The award, established to honor a person who has dedicated their career to professional science, management, and conservation of natural resources, is WMI’s highest individual honor and one of the most prestigious in the natural resource management profession. Like the award’s namesake, Fisher has achieved uncommon success in the field of conservation and has done so without fanfare or any expectation of personal recognition.
A pathologist by training, Fischer earned his PhD from the University of Missouri-Columbia in 1992. Prior to that, he received a bachelor’s degree in wildlife biology from the University of Missouri in 1979 and worked as a biologist with the Missouri Department of Conservation before obtaining his Doctor of Veterinary Medicine degree in 1986 and working in private practice.
He is considered an expert on numerous wildlife diseases including avian vacuolar myelinopathy, E. coli, mycoplasmal conjunctivitis, and hemorrhagic disease. However, it is his leadership in defending free-ranging wildlife from the impacts of introduced diseases and those who wish to marginalize them that earned Fischer a measure of respect and influence rarely encountered in the field of wildlife management.

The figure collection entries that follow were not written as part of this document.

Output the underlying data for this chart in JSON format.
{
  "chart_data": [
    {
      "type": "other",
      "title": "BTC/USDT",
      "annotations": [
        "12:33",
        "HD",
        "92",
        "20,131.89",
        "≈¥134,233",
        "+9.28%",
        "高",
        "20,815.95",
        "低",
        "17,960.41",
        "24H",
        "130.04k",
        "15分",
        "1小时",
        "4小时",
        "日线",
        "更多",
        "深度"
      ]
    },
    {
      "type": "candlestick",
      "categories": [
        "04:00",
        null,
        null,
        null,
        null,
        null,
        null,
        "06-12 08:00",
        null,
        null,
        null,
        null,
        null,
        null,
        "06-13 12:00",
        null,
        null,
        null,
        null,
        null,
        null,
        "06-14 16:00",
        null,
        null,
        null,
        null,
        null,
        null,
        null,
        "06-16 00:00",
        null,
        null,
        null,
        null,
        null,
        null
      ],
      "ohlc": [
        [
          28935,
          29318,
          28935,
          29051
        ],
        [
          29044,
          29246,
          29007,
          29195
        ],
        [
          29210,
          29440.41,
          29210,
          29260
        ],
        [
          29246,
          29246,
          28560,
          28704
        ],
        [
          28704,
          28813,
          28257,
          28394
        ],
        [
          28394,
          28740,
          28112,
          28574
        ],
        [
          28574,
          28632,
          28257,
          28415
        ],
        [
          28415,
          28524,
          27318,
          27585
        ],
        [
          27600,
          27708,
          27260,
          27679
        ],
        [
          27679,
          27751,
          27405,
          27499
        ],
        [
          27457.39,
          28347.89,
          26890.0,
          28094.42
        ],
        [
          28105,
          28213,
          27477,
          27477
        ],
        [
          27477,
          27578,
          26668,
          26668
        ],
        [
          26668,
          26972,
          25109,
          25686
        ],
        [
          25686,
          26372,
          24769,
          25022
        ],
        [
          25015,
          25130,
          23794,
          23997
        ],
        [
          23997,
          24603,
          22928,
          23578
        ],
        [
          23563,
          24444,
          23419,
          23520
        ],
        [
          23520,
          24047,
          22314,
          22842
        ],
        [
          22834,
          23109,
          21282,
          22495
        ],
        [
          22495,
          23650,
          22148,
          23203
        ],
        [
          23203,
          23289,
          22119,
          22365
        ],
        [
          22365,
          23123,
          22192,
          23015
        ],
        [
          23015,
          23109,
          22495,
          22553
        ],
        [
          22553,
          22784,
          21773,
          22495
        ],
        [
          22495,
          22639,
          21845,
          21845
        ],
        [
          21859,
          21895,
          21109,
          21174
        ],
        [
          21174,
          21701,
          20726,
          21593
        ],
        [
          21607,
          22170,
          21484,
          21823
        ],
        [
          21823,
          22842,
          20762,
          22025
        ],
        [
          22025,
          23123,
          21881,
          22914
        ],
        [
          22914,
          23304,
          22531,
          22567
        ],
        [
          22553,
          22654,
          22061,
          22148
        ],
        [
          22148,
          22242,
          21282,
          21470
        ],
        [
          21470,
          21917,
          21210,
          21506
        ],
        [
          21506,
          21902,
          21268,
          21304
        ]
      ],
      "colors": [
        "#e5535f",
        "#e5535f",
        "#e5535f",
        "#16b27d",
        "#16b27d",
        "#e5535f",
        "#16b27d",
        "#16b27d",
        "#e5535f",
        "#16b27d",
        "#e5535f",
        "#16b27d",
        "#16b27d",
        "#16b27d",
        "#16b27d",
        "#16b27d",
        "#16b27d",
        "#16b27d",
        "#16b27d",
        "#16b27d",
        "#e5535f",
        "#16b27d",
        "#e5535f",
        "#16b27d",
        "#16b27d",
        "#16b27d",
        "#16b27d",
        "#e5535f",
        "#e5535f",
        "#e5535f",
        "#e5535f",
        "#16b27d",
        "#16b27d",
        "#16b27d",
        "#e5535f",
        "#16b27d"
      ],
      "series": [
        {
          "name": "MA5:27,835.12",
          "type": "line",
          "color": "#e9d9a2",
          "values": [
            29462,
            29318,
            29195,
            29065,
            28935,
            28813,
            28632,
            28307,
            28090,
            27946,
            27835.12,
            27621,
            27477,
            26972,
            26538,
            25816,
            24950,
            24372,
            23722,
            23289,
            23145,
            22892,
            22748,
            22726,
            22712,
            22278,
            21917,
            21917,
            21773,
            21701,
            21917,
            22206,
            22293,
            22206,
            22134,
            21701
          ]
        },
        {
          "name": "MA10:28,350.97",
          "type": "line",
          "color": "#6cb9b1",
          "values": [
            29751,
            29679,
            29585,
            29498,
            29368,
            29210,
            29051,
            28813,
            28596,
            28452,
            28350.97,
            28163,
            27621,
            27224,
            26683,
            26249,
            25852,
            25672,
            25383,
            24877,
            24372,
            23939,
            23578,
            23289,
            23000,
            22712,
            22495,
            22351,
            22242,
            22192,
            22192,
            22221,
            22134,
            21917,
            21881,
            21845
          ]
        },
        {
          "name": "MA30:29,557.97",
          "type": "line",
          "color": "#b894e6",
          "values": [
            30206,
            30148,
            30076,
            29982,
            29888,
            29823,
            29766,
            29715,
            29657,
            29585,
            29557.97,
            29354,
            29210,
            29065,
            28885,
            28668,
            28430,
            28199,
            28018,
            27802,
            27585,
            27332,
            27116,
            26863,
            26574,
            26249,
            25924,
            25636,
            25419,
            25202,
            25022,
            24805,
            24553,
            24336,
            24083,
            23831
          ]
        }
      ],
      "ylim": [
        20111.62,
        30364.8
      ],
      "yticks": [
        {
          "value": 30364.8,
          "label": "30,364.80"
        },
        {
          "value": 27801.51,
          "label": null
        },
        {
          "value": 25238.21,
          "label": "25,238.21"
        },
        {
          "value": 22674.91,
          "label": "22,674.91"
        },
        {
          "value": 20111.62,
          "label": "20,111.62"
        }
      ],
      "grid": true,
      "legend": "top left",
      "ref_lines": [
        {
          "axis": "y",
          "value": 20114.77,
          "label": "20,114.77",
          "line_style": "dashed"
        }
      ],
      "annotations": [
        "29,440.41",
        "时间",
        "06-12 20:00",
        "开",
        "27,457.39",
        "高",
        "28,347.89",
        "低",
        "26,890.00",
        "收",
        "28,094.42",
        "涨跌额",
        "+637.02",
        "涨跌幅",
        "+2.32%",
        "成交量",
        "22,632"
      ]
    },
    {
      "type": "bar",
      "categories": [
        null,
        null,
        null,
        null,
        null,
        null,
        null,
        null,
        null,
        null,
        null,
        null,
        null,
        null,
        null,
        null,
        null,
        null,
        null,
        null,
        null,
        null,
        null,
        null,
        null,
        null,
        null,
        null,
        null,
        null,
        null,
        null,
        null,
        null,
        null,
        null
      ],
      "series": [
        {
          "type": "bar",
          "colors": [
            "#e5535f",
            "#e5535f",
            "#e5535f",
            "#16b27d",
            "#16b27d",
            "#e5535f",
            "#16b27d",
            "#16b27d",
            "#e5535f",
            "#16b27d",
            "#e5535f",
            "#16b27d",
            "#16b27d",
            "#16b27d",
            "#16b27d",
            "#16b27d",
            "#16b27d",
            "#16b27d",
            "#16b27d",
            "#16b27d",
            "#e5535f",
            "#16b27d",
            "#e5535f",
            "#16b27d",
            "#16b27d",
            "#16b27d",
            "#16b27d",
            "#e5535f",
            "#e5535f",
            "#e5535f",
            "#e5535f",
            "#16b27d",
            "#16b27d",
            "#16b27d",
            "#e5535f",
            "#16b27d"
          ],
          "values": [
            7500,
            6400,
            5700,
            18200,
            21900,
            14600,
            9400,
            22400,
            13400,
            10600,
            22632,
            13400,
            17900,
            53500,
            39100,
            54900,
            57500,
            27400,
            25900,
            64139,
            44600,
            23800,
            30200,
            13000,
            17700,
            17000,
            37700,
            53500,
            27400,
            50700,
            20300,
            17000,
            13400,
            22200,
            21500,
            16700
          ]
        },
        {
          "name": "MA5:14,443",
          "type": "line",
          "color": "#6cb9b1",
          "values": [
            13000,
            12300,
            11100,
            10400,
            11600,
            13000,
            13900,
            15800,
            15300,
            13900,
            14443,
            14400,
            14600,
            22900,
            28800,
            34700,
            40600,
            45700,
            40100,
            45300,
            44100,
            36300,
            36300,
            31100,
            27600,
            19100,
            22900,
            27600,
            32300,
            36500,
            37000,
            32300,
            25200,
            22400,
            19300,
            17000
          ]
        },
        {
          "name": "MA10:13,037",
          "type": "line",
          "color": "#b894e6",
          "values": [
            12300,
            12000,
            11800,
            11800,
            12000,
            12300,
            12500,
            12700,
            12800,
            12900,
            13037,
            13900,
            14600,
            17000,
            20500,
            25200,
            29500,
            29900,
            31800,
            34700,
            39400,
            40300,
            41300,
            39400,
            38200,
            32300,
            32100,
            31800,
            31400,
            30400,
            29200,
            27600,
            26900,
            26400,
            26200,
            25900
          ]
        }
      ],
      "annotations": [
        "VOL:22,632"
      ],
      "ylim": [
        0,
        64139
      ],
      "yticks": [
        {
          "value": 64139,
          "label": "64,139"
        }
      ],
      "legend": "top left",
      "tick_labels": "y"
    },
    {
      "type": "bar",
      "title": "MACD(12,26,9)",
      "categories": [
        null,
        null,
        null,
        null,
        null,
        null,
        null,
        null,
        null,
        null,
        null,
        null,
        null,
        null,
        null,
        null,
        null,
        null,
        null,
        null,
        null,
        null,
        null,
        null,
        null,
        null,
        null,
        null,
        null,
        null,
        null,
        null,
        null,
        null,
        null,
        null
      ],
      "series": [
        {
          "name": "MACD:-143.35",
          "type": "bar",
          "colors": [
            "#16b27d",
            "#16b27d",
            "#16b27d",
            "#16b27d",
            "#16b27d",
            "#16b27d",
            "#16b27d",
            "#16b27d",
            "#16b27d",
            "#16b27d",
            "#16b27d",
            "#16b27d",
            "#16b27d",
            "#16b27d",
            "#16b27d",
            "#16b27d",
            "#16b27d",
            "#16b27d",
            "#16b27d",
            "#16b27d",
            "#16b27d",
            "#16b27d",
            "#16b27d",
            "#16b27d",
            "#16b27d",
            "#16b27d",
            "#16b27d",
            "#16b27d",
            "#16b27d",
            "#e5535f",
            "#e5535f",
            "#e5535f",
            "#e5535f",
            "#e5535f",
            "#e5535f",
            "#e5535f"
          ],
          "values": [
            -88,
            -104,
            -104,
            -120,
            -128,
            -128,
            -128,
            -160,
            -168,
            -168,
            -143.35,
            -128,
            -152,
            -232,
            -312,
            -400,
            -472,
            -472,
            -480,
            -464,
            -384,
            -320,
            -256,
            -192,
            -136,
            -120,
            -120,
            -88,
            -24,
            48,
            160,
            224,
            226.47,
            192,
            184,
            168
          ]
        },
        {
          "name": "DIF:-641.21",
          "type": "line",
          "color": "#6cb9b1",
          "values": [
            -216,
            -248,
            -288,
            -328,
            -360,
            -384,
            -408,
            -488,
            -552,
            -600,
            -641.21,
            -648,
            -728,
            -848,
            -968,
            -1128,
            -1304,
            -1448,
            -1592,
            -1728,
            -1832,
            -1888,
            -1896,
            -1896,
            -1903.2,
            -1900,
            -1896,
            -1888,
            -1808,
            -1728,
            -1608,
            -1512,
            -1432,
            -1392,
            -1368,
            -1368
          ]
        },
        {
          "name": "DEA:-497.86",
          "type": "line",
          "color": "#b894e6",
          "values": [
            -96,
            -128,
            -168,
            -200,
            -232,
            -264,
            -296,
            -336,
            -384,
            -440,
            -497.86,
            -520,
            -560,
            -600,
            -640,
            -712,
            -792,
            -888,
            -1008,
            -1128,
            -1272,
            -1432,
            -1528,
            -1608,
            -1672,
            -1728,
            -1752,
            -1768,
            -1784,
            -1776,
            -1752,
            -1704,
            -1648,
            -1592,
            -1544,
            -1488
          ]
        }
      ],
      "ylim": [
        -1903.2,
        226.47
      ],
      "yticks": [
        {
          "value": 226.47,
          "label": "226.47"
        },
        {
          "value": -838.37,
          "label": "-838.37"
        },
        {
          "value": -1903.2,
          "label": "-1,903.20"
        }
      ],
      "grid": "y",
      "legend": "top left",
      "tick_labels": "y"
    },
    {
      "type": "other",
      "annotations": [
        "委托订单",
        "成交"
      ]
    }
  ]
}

“His accomplishments, both academically and professionally, are staggering and far too numerous to list in an award presentation,” noted WMI president Steve Williams who presented the award to Fischer. “John is one of the rare academicians whose intellectual prowess and accomplishments are second only to his dedication to the application of science-based wildlife management policies and practices.”
Fischer has served on dozens of regional, state, and national wildlife health committees, and is a member of the U.S. Secretary of Agriculture’s Advisory Committee on Animal Health and the World Organization for Animal Health’s Wildlife Working Group. He has chaired the United States Animal Health Association Committee on Wildlife Diseases as well as the Association of Fish and Wildlife Agencies Fish and Wildlife Health Committee as one of the few non-director chairs; a testament to the trust he has earned from all 50 state fish and wildlife agencies.
“John is, without question, the leading advocate for the protection of wildlife from the threat of disease and has a track record of influencing national and international audiences and legislators,” said Williams.
Even with all his other accomplishments, Fischer is best known for his Directorship of the Southeastern Cooperative Wildlife Disease Study at the University of Georgia, which, under his leadership, has grown to be recognized as a world-class diagnostic wildlife health service organization to 18 states in the U.S. and is an internationally-known center of infectious disease research.
“Like George Bird Grinnell,” observed Williams, “John has provided a service to the profession that has and will continue to impact the structures of wildlife management and policy far beyond his professional tenure.”